10 OCTOBRE 2022, BLOG D'
ELISE FISCHER, LILIAUFILDESPAGES
Mes Allemagnes, récit de
Laurence Gantois-Domange, préface de
Michel Quint, éditions L'Harmattan, collection Graveurs de mémoire
Dans un précédent ouvrage titré
Geneviève,
Laurence Gantois-Domange rendait hommage à sa mère (j'en ai parlé en juin dernier) d'une plume fine et sensible.
L'auteure ne s'est pas arrêtée à la femme qui, en quelque sorte, l'a en partie façonnée. Avec
mes Allemagnes (avec un S, s'il vous plaît), elle décrit la très jeune lycéenne apprenant l'allemand en première langue et qui, le temps de plusieurs étés, va aller passer ses vacances à Traben-Trarbach, chez les Lubisch qui recevaient à quelques 160 km de Bouligny en Moselle des jeunes gens désirant se perfectionner dans la langue de
Goethe.
Accueillie à bras ouverts par cette famille, Laurence découvre un autre pays, une façon de vivre un peu désuète d'une famille tendre, ouverte sur la nature, le sport, les chants, à tel point que Laurence parlera de cette femme, comme étant sa mère allemande (d'où sans doute le chagrin pour
Geneviève, sa mère).
Laurence vibre au coeur de cette petite ville qui a été préservée des bombardements pendant la guerre et elle pense à son père qui fut envoyé en Allemagne dans le cadre du STO et qui, malgré les difficultés, ne retint que le rire, les filles d'Allemagne, alors que sans doute la réalité avait pu être difficile, même si ce n'était pas les camps de déportés ou d'extermination.
Chez les Lubisch tout était raffinement, beauté, sourire.

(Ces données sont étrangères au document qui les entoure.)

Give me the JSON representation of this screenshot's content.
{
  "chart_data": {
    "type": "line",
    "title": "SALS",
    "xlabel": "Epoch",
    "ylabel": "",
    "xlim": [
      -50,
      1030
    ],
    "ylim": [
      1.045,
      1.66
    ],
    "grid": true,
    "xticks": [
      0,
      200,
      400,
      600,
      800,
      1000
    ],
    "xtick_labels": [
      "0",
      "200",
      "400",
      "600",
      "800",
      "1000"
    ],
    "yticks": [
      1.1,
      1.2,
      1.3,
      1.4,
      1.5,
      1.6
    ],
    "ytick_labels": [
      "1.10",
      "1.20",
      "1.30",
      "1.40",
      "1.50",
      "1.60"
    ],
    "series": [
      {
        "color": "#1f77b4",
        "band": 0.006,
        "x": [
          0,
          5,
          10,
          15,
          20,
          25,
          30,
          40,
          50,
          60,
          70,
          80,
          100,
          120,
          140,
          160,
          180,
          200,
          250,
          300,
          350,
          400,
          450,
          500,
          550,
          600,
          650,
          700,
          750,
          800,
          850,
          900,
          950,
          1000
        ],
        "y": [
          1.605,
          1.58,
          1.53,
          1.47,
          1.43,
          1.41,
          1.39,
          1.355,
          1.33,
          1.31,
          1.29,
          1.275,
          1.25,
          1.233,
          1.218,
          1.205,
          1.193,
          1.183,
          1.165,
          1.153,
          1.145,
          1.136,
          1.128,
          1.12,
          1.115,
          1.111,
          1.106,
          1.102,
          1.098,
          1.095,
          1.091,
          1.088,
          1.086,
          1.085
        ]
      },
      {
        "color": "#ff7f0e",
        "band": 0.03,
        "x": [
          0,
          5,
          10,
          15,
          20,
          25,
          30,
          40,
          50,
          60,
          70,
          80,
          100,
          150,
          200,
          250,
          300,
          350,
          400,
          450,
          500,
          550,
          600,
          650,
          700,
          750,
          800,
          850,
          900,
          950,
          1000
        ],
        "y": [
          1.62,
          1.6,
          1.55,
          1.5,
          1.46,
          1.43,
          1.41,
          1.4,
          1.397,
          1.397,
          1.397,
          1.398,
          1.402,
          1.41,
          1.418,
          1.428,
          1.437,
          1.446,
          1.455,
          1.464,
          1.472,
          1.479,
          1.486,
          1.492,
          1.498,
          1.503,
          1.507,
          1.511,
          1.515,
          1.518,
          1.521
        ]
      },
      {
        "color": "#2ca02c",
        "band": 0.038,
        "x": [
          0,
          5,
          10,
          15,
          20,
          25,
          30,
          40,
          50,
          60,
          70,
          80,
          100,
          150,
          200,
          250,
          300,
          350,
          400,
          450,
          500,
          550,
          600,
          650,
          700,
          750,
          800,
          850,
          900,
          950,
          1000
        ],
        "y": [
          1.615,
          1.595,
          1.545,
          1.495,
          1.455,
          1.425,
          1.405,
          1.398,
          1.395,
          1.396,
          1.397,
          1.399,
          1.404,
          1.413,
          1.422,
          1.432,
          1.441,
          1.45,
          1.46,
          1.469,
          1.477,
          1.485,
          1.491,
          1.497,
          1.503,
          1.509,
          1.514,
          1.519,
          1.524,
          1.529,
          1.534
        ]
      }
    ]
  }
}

Dans le coeur de Laurence, c'est l'émotion. Elle en est sûre, elle sera professeure d'allemand.
Quelques années plus tard, sa curiosité et ses engagements très à gauche, la poussent à aller plus à l'Est, une partie courageuse de cet ouvrage, car elle écrit quasiment ne pas vouloir regarder la réalité qui s'offre à elle. La dictature de l'Est, ce qu'elle produit sur les habitants… À Berlin Est, elle rencontre dans le cadre d'échanges universitaires, de jeunes Polonaises, des Russes (certaines sont mariées) et elle admire leur besoin de liberté, quitte à s'offrir des aventures extra-conjugales. Laurence aime tant l'Allemagne, la langue, les chants, (elle évoque
Brecht et Weill) qu'il y a comme un écran, sans doute, le même que mit son père sur ses souvenirs dans les années 42 au STO. On ne garde que le meilleur. Si elle trouve que la chute du mur, c'est bien, la joie est loin d'être démesurée. Quelques réserves subsistent… Pour elle, le géant de l'Ouest a absorbé un pays moribond.
En conclusion, l'auteure écrit qu'on ne peut pas parler d'une ou deux Allemagnes, mais d'un pays multiple qui l'a profondément marquée et a fait d'elle ce qu'elle est devenue, une femme engagée et qui a tenté au cours de son métier de transmettre les belles histoires comme les monstruosités.